Man flashes female police officer
April 19, 2010 8:11 AM
A man who may have flashed a number of women near campus got a surprise of his own April 12, when a woman he exposed himself to turned out to be a San Francisco Police Department officer.
Sergeant Russell Gordon said a plainclothes officer was investigating auto burglaries near campus around 9:08 p.m. when she noticed a man walking behind a group of women.
"It seemed very suspicious because when the women would turn around the man would just scuttle away," Gordon said.
When the female officer neared the man at the corner of Fuente Avenue and Serrano Drive, he allegedly pulled out his penis and started masturbating, much like what has been described in a handful of incidents reported in the area last month.
The suspect, whose name and age Gordon would not release, "was dutifully and quickly placed under arrest" and taken to San Francisco County Jail where he was charged with indecent exposure and possession of a felonious weapon. Gordon declined to give details on the weapon, but said police are investigating whether the man is responsible for other indecent exposures.
Since March 2, six people -four of whom were confirmed to be female and two with female-sounding names on which officials did not specify- have reported being flashed by an unidentified male in the neighborhood just south of campus. Concentrated between Lake Merced Boulevard and 19th Avenue, the area comprises townhouses and apartments, including University Park South, which houses faculty, staff and students.

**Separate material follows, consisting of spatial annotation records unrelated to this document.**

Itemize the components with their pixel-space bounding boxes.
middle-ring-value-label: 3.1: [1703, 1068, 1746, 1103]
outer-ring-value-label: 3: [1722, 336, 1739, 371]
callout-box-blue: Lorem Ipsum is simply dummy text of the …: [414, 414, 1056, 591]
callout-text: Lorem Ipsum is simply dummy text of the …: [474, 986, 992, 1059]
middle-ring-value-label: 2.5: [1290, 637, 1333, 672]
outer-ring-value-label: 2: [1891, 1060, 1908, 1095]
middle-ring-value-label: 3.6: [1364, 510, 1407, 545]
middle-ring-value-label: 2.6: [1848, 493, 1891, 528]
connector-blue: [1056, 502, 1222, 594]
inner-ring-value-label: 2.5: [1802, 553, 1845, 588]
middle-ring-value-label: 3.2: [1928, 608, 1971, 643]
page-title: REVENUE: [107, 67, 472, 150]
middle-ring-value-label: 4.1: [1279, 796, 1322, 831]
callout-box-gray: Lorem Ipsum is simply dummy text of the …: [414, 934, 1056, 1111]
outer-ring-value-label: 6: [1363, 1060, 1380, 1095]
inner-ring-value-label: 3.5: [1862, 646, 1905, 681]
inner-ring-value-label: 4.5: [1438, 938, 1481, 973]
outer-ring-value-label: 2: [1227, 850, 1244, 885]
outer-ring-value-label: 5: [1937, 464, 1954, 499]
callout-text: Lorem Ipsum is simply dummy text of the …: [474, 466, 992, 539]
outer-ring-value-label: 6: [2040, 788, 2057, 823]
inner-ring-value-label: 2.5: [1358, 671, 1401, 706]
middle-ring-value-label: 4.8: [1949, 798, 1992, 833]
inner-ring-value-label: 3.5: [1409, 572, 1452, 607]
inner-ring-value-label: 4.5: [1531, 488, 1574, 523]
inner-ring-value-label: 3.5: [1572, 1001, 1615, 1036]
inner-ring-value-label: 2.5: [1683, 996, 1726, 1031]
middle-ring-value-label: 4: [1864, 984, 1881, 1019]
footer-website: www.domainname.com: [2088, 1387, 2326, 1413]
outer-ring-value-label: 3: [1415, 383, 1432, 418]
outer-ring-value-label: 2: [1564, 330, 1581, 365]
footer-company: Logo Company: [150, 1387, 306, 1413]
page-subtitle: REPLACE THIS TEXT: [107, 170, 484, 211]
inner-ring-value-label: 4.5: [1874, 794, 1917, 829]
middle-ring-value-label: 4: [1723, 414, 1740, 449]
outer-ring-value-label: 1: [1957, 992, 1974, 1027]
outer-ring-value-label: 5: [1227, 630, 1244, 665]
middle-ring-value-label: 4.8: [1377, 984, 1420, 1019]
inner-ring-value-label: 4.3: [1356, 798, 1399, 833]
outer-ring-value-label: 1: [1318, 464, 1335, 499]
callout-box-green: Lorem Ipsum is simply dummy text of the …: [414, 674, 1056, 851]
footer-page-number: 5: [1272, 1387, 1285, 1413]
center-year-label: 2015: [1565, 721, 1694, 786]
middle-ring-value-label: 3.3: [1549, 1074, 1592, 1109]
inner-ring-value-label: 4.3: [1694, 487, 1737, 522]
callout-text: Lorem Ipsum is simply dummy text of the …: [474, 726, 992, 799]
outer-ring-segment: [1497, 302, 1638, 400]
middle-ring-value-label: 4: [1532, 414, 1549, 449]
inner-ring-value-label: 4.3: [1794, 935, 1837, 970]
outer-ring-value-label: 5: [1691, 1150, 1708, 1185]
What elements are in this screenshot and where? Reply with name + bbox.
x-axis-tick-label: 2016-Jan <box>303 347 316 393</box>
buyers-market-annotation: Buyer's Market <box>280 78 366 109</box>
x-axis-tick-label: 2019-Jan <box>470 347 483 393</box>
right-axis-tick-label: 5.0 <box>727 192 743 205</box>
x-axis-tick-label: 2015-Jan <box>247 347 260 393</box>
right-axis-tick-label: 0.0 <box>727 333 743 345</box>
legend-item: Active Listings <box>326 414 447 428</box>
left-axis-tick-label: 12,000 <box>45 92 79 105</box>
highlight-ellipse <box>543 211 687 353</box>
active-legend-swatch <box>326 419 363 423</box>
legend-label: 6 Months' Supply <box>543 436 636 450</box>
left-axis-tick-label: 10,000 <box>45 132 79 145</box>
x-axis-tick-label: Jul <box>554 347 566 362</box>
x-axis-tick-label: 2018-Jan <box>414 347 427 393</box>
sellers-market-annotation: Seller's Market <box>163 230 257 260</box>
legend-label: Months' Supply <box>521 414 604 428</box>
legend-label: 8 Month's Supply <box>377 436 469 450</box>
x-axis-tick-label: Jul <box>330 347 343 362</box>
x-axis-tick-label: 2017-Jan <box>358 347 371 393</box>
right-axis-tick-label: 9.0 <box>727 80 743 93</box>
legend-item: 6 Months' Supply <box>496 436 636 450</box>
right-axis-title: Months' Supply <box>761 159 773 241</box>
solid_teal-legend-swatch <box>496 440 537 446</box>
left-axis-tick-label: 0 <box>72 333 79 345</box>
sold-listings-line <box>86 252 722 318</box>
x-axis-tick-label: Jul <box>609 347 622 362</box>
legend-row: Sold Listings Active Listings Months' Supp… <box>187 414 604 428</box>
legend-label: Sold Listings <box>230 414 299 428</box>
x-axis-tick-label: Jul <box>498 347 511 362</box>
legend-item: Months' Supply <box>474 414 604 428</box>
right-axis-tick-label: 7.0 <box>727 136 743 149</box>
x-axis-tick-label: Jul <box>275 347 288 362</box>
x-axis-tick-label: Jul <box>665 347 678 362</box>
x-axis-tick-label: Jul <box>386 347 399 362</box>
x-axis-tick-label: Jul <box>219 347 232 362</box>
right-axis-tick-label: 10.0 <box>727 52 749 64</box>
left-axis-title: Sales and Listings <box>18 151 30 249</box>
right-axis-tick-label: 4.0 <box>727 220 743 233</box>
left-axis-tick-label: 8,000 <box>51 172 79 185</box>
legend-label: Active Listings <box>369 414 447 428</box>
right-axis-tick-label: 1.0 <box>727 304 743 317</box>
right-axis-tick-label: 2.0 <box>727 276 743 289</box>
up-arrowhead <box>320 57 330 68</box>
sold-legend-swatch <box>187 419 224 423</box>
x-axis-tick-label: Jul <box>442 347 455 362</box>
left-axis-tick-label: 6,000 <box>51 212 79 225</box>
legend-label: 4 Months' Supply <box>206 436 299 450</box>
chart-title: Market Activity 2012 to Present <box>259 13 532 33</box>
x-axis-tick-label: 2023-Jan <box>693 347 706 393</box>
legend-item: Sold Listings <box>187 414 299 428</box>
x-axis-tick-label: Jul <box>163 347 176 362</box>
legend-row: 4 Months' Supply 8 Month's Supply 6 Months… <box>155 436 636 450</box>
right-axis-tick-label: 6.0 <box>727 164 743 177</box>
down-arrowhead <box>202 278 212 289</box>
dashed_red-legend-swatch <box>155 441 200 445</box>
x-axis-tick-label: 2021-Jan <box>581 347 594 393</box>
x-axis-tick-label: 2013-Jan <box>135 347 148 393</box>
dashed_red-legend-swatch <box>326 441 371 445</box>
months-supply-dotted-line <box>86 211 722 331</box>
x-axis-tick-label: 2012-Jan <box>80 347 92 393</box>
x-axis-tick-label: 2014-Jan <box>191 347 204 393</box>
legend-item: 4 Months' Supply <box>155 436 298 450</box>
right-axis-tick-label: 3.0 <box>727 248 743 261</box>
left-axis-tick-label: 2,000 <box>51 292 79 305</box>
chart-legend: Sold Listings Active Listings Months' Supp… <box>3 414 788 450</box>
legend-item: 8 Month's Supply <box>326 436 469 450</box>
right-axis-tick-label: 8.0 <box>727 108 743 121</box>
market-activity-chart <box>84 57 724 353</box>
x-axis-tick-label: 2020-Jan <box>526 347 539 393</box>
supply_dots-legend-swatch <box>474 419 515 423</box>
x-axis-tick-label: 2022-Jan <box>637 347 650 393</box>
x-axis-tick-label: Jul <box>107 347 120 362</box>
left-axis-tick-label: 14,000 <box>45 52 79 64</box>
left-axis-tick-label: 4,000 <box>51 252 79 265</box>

In each of the reported cases, a suspect pulled out his penis in front of an individual and, in all but one instance, started masturbating. Three victims gave matching descriptions of their flasher: a white man in his twenties wearing a dark hooded sweatshirt and blue jeans. A fourth victim provided a similar description but said the perpetrator may have had olive-colored skin.
Because police did not immediately identify the man arrested April 12, it is not clear if he matches earlier descriptions.
A 2007 report titled "Exhibitionism: Findings From a Midwestern Police Contact Sample," cited research that suggests most exhibitionists, individuals who expose themselves in public, are likely to be repeat offenders. Of the 106 exhibitionists studied for the report, 101 were men averaging 35.5 years old. The report also quoted estimates suggesting that, due to underreporting, indecent exposure may occur 150 times more than police reports reveal.
Communication studies major Ami Dhaliwal, 19, said she was flashed March 22 at the corner of Varela Avenue and Crespi Drive. Dhaliwal, who lives in Park Merced, said she was walking with friends around 10:30 p.m. when she slowed down to dig for a set of keys in her bag. Earlier, she had noticed a man walking nearby, and when she looked up she found she had fallen behind the group and the same man was standing about 4 feet away with his penis exposed.
"I was like 'Oh my God' and I just kept on walking," she said. "I didn't want to make a big commotion because I was walking with my guy friends and I knew if I said something they would just beat his ass or something. It all happened within a minute."
In shock, Dhaliwal hurried away from the man and quickly caught up with her friends.
"I think if I wasn't so shocked I probably would have called that person out," she said. "I'm 6 feet tall -I'm definitely bigger than the guy who flashed me. But I was tired and wanted to go home."
It wasn't until April 7, during a student protest at the Administration building, that she decided to file a report with the Department of Public Safety. During the protest, a female officer got wind of Dhaliwal's situation and encouraged her to come forward. It was the officer's genuine concern, Dhaliwal said, that compelled her to report the incident.
"The only reason why I didn't file a police report (sooner) is because I really didn't expect the police to do anything about it," she said. "Yeah, they might be able to catch him and put the charges against him, but they can't keep someone else from flashing."
Dhaliwal expressed concern about the level of police presence near campus in the evenings. She said she sees plenty of cars patrolling Park Merced and surrounding areas in the day but significantly fewer officers as the sun goes down.
"I think it should be the other way around," she said. "I think we're pretty capable of taking care of ourselves during the day, but I think they should increase their efforts during the night."
Deputy Chief of police Reggie Parson of the University police department said patrol is not decreased at night and that as of the time Dhaliwal's report was filed, police presence had actually been increased in the area in response to recent events.
Regardless of real or perceived dangers, Dhaliwal said the nighttime encounter has made her wary of traveling alone and on certain streets. When a visit to a friend's house runs late, she now opts to spend the night rather than take the bus home alone.
"I think that when stuff like this happens, women need to tell others and not just keep it to themselves. They need to tell their friends what's up," she said. "If it really bothered them they definitely need to report it, because yeah, the police might not be able to stop everyone from doing that -but they might be able to catch that one person."